Monday, November 21, 2011

No Medication and the Reversal of Symptoms

About 3 months ago, maybe less, I could tell you that the symptoms of my OCD were rocking. And by that I mean, they were almost non-existent. I would have called myself about 95% good, feeling great and riding high and wondering what all my fuss over OCD had been. Speaking as a person with severe OCD, this was a freaking fantastic accomplishment. I never thought I would be so good.

At the same time, my husband and I had been trying to get pregnant. I though, no biggie, once I am pregnant I will just go off the medication and keep being positive and all will be grand. I can keep this mojo going and I can not lose sight of the fact that I have a disorder, I am not the disorder.

I got pregnant. I went off the medication immediately. I still felt good.

But this did not last. About the time my medications should of been drip-dripping their last little bit out of my blood system, my brain and my old nemesis, the OCD monster, hip-hopped back into action and took hold.

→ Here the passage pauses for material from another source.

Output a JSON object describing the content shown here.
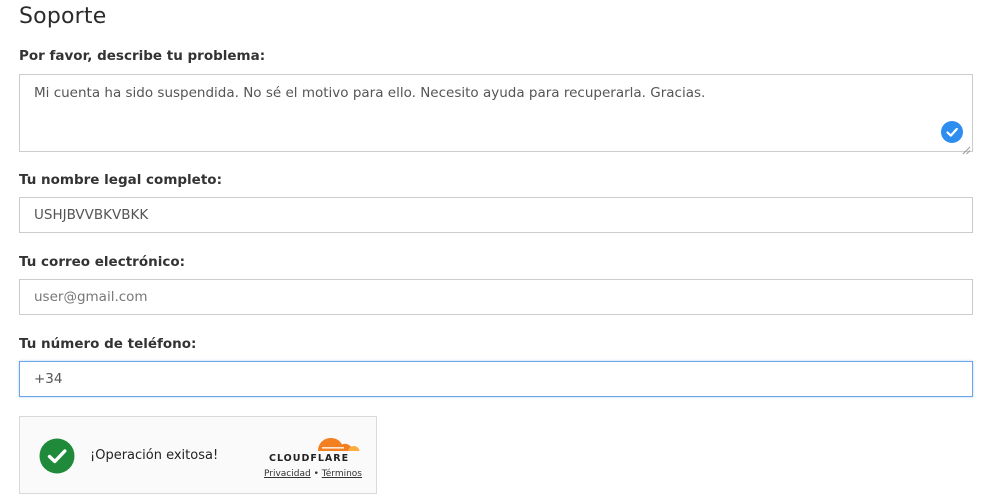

At first it wasn't too bad and I could easily recognize that I was just dealing with some OCD symptoms I had had before. I figured without the meds my defenses had been lowered a tad, but I still thought I could control it. I still thought I had the decision-making ability for the chemicals within my brain.

I was wrong.

My symptoms today are pretty strong. They are not the strongest they have ever been, they are not as bad as they could be, but oh how it is a different world from just three months ago.

But as I work through each day, battling the anxiety, curbing the feelings of insecurity, keeping my brain cells aware of the world, I know it is the best thing I could ever do for the little munchkin resting deep within me. I did this for my son and I am doing this for my little Bean. Doesn't mean I have to like it.